La paciencia tiene un límite. Y en Logroño, cada vez más ciudadanos sienten que ese límite lleva tiempo superado. La lentitud de la Administración pública a la hora de resolver expedientes de homologación de títulos universitarios extranjeros y de tramitar solicitudes de nacionalidad se ha convertido en una herida abierta que afecta a miles de personas en la ciudad y en toda La Rioja.

No hablamos de retrasos puntuales ni de contratiempos menores. Hablamos de años. De profesionales llegados de otros países, con carreras universitarias reconocidas en sus lugares de origen, que no pueden ejercer su profesión aquí porque su título lleva meses o incluso años atascado en algún cajón de una ventanilla ministerial. Médicos, ingenieros, arquitectos, abogados que viven en un limbo laboral mientras esperan una resolución que no llega.
La situación se agrava cuando se trata de títulos extracomunitarios, pero tampoco los ciudadanos de la Unión Europea se libran del problema. El monopolio que ejerce la Administración sobre estos trámites deja al ciudadano sin alternativas, sin competencia y, lo que es peor, sin plazos reales de respuesta.

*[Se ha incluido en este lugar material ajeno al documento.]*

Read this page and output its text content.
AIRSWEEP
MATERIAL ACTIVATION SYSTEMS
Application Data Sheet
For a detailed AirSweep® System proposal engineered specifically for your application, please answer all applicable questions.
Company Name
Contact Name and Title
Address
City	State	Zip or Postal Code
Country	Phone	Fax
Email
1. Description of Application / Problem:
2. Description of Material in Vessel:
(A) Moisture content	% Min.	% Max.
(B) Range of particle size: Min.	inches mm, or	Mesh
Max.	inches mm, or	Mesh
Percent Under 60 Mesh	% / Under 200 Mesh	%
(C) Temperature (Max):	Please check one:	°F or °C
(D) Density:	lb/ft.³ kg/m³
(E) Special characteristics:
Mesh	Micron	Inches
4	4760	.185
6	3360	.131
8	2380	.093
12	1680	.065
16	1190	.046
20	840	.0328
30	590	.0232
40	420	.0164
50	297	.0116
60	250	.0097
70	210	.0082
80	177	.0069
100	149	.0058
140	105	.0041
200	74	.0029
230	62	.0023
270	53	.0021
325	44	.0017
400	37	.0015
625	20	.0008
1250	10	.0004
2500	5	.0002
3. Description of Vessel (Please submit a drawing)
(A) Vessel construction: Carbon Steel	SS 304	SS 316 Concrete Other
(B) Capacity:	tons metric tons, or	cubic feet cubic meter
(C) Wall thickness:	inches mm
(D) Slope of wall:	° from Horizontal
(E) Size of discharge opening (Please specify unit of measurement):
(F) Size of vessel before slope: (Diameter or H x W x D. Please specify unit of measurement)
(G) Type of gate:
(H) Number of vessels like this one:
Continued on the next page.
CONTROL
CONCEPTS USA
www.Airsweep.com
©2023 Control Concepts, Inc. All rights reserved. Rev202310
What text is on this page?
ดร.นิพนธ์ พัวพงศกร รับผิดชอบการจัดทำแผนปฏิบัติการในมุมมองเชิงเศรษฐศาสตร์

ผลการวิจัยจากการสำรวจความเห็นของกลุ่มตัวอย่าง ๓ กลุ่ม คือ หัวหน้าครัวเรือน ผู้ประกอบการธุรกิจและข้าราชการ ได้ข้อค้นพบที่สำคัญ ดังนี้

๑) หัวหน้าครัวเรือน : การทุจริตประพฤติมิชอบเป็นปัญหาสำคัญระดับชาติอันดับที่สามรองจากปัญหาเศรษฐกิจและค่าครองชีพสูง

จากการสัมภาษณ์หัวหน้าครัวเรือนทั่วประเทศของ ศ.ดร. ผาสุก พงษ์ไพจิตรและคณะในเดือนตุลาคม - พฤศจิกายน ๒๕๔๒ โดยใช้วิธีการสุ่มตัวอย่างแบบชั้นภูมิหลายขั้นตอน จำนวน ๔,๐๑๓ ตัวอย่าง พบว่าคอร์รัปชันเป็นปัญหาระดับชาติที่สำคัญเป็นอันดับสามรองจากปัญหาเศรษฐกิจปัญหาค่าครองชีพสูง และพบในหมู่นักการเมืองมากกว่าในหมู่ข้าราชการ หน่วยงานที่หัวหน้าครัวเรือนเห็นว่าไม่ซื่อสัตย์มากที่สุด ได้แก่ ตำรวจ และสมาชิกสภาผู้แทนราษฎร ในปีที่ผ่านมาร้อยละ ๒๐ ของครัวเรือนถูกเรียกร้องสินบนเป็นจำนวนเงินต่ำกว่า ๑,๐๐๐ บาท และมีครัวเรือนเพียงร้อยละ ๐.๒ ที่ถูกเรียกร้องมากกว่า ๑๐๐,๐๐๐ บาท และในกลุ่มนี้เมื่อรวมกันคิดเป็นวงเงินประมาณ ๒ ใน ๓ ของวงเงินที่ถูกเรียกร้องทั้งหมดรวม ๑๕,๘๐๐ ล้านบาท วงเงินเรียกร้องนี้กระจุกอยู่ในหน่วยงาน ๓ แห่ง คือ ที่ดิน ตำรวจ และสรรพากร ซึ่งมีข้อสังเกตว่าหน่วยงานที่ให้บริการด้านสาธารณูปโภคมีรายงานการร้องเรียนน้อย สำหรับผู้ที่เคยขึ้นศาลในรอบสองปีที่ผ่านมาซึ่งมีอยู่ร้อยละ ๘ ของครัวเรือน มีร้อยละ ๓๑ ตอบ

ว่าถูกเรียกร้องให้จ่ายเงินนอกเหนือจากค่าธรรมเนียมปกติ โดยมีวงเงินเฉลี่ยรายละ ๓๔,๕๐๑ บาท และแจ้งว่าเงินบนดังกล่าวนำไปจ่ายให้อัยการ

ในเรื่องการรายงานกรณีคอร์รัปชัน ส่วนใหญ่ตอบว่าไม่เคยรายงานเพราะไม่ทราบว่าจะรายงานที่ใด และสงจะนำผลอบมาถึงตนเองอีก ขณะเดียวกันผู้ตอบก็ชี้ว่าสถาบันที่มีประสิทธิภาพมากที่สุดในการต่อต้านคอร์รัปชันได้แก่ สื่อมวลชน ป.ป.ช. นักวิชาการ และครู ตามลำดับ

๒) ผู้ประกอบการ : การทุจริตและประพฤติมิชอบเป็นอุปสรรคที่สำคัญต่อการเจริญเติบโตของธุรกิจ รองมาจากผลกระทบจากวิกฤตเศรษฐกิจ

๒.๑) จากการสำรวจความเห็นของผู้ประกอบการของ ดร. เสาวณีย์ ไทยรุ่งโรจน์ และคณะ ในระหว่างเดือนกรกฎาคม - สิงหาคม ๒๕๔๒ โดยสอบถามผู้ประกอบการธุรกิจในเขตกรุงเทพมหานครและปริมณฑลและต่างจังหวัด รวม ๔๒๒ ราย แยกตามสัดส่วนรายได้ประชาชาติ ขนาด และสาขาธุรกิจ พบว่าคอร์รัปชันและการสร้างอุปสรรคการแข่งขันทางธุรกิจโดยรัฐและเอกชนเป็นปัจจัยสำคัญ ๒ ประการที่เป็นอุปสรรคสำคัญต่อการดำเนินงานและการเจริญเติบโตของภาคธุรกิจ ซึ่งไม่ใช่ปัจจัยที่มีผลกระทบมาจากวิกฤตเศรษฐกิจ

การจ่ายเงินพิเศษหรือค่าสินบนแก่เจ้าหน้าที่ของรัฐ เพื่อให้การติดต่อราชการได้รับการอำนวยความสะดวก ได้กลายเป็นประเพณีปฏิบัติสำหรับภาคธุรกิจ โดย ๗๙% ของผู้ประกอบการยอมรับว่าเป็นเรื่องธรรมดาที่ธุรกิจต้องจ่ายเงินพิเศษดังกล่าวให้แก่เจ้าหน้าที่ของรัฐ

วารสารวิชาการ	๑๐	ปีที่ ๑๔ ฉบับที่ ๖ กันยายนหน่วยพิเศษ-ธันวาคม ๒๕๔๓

A esto se suma el calvario de quienes llevan años esperando la resolución de sus expedientes de nacionalidad. Personas que pagan sus impuestos, que trabajan, que forman parte del tejido social y económico de Logroño, pero que siguen sin tener reconocida legalmente su pertenencia a este país. La espera no es solo un inconveniente administrativo: tiene consecuencias directas sobre el empleo, la movilidad y la estabilidad personal.
Desde distintos colectivos y asociaciones de vecinos de la ciudad se lleva tiempo alertando de esta situación, sin que las respuestas institucionales hayan estado a la altura de la urgencia que el problema merece.
La pregunta que muchos se hacen es sencilla: ¿cuánto tiempo más hay que esperar para que la Administración cumpla con su obligación de dar respuesta en un plazo razonable?
Logroño no puede seguir siendo una ciudad que mira hacia adelante mientras una parte de sus vecinos queda atrapada en una trampa burocrática que nadie parece tener prisa por desactivar. Exigir eficiencia a quien ejerce el monopolio de un servicio esencial no es pedir demasiado. Es lo mínimo.